Voila pourquoi, le gel des dotations de l’Etat et la politique d’austérité doivent être combattus comme nous le faisons sur ces bancs de manière déterminée.

Il fallait donc s’interroger sur le modèle de développement et ses finalités. Comme nous l’indiquions au début des travaux de ce PADDUC il fallait passer de l’économie de la rente à l’économie productive en visant l’autosuffisance alimentaire de notre île, qui importe aujourd'hui 80 % des produits et matières afin de satisfaire ses besoins. Il était donc nécessaire que ce PADDUC réserve 105 000 hectares de terres agricoles pour endiguer la spéculation, contrer les dérives affairistes et mafieuses et restituer à ces terres à forte potentialité leur vocation vivrière.

Il est bien évident qu’une telle mesure devra s’accompagner de politiques publiques visant l’installation d’agriculteurs désireux de favoriser les produits locaux et sains, pour lesquels des débouchés peuvent être assurés par les collectivités locales à travers les circuits courts approvisionnant les cantines scolaires, maisons de retraite, hôpitaux....

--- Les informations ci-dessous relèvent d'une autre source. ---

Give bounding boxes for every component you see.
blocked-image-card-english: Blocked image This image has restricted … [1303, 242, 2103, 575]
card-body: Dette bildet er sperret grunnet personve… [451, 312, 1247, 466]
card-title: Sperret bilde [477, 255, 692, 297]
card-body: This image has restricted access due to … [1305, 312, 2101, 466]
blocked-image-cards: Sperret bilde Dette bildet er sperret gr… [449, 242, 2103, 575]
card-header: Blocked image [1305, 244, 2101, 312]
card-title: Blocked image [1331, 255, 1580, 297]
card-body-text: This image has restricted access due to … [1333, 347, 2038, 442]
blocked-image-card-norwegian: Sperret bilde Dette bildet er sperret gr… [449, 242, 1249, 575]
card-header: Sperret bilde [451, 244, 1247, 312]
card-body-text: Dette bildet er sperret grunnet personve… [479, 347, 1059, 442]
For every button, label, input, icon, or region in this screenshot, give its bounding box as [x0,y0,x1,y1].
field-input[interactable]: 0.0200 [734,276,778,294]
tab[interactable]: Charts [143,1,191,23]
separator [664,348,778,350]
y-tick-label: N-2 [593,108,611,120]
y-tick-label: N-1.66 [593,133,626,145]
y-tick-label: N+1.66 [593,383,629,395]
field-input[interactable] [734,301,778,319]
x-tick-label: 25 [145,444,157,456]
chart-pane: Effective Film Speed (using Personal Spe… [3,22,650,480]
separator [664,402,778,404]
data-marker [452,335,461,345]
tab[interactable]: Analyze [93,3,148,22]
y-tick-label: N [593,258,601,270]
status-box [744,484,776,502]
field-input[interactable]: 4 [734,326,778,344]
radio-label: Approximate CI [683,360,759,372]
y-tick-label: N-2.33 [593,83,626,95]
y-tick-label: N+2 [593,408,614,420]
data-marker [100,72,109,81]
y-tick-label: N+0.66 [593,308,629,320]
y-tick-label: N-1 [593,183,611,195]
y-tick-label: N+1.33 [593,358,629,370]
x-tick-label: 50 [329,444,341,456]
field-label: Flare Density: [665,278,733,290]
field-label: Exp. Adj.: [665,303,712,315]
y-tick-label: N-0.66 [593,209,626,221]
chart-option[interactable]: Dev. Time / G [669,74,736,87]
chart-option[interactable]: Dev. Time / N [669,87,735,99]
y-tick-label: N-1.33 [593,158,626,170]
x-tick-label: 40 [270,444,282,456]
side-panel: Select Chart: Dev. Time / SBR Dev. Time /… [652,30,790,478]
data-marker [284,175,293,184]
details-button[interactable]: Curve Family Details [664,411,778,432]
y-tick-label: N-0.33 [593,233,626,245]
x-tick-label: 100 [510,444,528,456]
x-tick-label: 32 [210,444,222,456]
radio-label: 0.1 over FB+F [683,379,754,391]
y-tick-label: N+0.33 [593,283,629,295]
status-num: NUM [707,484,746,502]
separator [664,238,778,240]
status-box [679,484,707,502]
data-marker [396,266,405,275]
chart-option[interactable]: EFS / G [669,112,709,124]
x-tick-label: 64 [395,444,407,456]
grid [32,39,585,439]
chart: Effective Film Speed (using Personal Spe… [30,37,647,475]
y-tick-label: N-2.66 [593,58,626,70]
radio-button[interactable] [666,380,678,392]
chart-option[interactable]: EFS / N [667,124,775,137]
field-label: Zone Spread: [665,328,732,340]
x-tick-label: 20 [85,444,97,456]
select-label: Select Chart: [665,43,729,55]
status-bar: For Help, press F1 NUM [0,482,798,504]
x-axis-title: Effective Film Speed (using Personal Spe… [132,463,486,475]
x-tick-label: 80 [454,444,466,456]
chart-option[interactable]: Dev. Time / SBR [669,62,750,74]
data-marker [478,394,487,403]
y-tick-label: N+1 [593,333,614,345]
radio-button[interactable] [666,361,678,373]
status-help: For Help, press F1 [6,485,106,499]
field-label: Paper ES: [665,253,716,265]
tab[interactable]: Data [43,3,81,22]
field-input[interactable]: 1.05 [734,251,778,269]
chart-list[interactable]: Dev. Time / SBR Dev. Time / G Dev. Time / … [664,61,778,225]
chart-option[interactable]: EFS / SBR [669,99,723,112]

Nous avons défendu le développement de l’économie sociale et solidaire avec son ancrage territorial fort, créateurs d’emplois et la mobilisation citoyenne qu’il exige pour progresser encore. Sur ce plan nous ne pouvons que nous étonner de l’incompréhension manifestée à propos de la monnaie complémentaire. Celle-ci existe déjà ailleurs et montre son efficacité sociale et économique. Elle se justifie également au regard de la volonté prioritaire de relocaliser l’activité économique par la création d’entreprises sociales et solidaires pour que la richesse créée sur le territoire lui profite.

L’objectif c’est effectivement de s’attaquer aux inégalités qui minent la Corse avec une poignée de personnes disposant de revenus très élevés et une large majorité condamnée à se débattre dans la précarité et la pauvreté. Le taux de pauvreté des ménages en Corse est de 19.7 % contre 14 % au plan national. Plus de 22 000 personnes sont au chômage. Ces personnes sont souvent en difficulté pour se loger alors que des centaines de logements neufs, invendus, constituent une bulle immobilière menaçante, et que la pénurie de logements sociaux aggrave les tensions sur le marché. Une telle urgence sociale interpelle et appelle des mesures immédiates en matière de politique du logement et particulièrement du logement social.

Nous avons voulu que la Corse soit en sécurité énergétique et pour cela avons obtenu que les centrales thermiques fonctionnent au gaz naturel et que le développement des énergies renouvelables et des techniques de stockage soient accrus, avec en ligne de mire l’autonomie énergétique.

Concernant les transports, nous avons défendu, le service public de continuité territoriale contre le low cost, destructeur d’emplois et d’activités sur notre île. Nous avons promu les Chemins de fer de la Corse comme un outil public performant et incontestable de l’aménagement écologique et solidaire du territoire.

En bref, nous avons voulu répondre en priorité aux besoins de la population et protéger le bien commun environnemental par une gestion durable protectrice du linéaire côtier et ouvrant des perspectives de développement dans l’intérieur. Pour ce faire nous avons soutenu la création de l’EPF et de l’AAUC.

Il s’agissait de défendre un territoire et une culture remarquables, non vis-à-vis d’un Etat colonial menaçant encore moins de personnes venant d’ailleurs, mais plutôt d’une politique gouvernementale déclinée jusque dans cette enceinte et qui prône un système économique néolibéral dévastateur pour l’emploi et les services publics.

Sans remettre en cause ce système et cette politique d’austérité la volonté de préserver le territoire par des changements institutionnels d’inspiration libérale relève de la mystification. Pour nous l’économie est au service des besoins des hommes et non le contraire. Passer du système actuel où l’accumulation du profit, la compétition et l’argent sont les critères de sélection et de pouvoir, à une humanité harmonisée parce que construite sur la confiance en la vie, la solidarité, le partage responsable et la coopération dans un objectif de paix et de progrès.

Tel était le défi auquel nous nous proposions de répondre à travers la co-élaboration de ce Plan de développement durable de la Corse. Son adoption n’est aujourd'hui qu’un premier pas en ce sens.